La compañía tiene una obsesión con Vaca Muerta que ni tu ex revisando tus redes sociales. Planean inyectarle casi el 70% de su nuevo y abultado presupuesto de inversiones, que ahora ronda los 6.000 millones de dólares. Ya están operando 16 equipos de perforación, pero como si fuera una competencia, quieren terminar el año con 19 y llegar a 21 para febrero. A este ritmo, no van a parar hasta que encuentren petróleo en el jardín del vecino.

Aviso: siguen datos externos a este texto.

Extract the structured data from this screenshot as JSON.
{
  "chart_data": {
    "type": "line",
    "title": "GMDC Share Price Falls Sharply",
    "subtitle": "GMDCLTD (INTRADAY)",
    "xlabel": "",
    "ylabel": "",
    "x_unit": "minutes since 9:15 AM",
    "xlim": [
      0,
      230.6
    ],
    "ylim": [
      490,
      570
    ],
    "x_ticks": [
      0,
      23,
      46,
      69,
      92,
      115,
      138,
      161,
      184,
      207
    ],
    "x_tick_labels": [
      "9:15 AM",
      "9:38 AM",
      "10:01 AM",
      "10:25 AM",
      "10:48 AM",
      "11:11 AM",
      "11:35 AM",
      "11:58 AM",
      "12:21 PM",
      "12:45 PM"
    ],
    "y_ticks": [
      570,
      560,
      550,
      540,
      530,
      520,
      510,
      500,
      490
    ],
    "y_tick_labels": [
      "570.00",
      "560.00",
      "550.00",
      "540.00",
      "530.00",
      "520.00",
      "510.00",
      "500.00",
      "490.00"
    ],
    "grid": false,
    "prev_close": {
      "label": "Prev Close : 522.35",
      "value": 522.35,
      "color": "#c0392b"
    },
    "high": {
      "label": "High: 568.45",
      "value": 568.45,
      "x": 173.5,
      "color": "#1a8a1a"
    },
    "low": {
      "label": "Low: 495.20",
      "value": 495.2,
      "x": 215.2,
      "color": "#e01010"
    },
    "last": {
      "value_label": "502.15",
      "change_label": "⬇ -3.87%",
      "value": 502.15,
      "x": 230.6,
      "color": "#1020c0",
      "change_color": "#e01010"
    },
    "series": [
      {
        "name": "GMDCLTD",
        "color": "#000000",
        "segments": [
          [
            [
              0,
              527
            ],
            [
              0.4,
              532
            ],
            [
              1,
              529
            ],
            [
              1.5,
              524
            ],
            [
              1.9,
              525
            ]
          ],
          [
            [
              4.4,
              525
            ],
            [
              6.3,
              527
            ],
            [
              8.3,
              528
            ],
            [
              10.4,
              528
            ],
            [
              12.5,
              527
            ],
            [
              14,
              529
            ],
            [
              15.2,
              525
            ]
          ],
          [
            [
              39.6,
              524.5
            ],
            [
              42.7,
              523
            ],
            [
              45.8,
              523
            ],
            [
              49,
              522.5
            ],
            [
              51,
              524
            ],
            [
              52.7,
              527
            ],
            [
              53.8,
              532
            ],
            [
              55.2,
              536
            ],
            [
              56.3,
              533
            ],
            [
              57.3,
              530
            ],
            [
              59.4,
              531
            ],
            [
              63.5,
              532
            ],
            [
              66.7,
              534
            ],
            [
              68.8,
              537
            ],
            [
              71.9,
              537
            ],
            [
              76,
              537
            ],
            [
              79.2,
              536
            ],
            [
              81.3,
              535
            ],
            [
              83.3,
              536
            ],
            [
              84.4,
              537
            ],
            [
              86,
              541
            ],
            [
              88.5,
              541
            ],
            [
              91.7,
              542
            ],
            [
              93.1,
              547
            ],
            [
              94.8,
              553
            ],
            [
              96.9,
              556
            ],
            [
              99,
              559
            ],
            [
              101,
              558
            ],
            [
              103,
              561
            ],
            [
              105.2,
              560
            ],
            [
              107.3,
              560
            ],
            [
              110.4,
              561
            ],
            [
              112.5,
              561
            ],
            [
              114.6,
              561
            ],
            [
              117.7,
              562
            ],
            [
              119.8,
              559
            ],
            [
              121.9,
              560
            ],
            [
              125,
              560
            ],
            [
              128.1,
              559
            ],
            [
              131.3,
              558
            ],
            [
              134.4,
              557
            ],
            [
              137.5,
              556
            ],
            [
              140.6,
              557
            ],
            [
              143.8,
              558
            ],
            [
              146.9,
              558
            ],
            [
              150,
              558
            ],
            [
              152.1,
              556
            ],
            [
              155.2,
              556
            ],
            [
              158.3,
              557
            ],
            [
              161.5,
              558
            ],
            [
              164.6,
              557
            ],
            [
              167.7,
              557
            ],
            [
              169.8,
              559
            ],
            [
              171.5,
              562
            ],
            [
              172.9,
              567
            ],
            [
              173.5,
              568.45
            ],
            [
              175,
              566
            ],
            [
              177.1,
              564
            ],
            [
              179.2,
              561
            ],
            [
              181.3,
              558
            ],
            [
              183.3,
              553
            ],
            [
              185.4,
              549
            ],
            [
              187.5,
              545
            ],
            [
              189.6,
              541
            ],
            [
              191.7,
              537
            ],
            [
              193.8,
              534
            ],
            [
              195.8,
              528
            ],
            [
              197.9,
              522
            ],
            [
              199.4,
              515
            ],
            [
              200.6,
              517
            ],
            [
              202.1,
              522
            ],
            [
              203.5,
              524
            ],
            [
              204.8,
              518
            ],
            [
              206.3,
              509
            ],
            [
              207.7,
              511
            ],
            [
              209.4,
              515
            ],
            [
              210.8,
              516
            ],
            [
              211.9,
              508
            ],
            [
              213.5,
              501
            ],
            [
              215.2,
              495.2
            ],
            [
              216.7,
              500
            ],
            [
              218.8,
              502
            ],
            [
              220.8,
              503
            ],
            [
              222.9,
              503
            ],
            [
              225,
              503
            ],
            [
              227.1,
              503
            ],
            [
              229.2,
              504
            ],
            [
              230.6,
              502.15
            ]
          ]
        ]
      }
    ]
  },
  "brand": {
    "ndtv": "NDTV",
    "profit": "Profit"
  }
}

Toda esta euforia se debe a que les está entrando dinero por las ventanas. La empresa espera cerrar el año con un flujo de caja positivo de 2.000 millones de dólares, después de pagar todas sus cuentas. Además, su deuda es la más baja en una década, lo que los tiene con la billetera tan gorda y el ego tan inflado que podrían usar billetes para encender los asados del domingo. Están duplicando sus ganancias en apenas tres años, una hazaña que ya quisieran muchos para toda una vida.
Pero no todo es un camino de rosas en el mundo del petróleo. La empresa también confesó que su plan para vender la división YPF Agro fue un fracaso rotundo, como ese trasto viejo que nadie quiere comprar en una venta de garaje. ¿Su solución? Reorganizarla y ponerla en otro rincón de la empresa, a ver si así alguien se fija en ella. Una movida digna de quien esconde el desorden debajo de la alfombra.
La anécdota que resume su estado actual de opulencia es surrealista. Resulta que un barco que transportaba una pieza clave para un proyecto se quedó atascado en el conflictivo estrecho de Ormuz. ¿Entraron en pánico? Para nada. Su «Plan B» fue simplemente comprar otra pieza igualita y mandarla por otro lado. Una solución que demuestra que cuando tienes suficiente dinero, los problemas del mundo se arreglan con una simple orden de compra.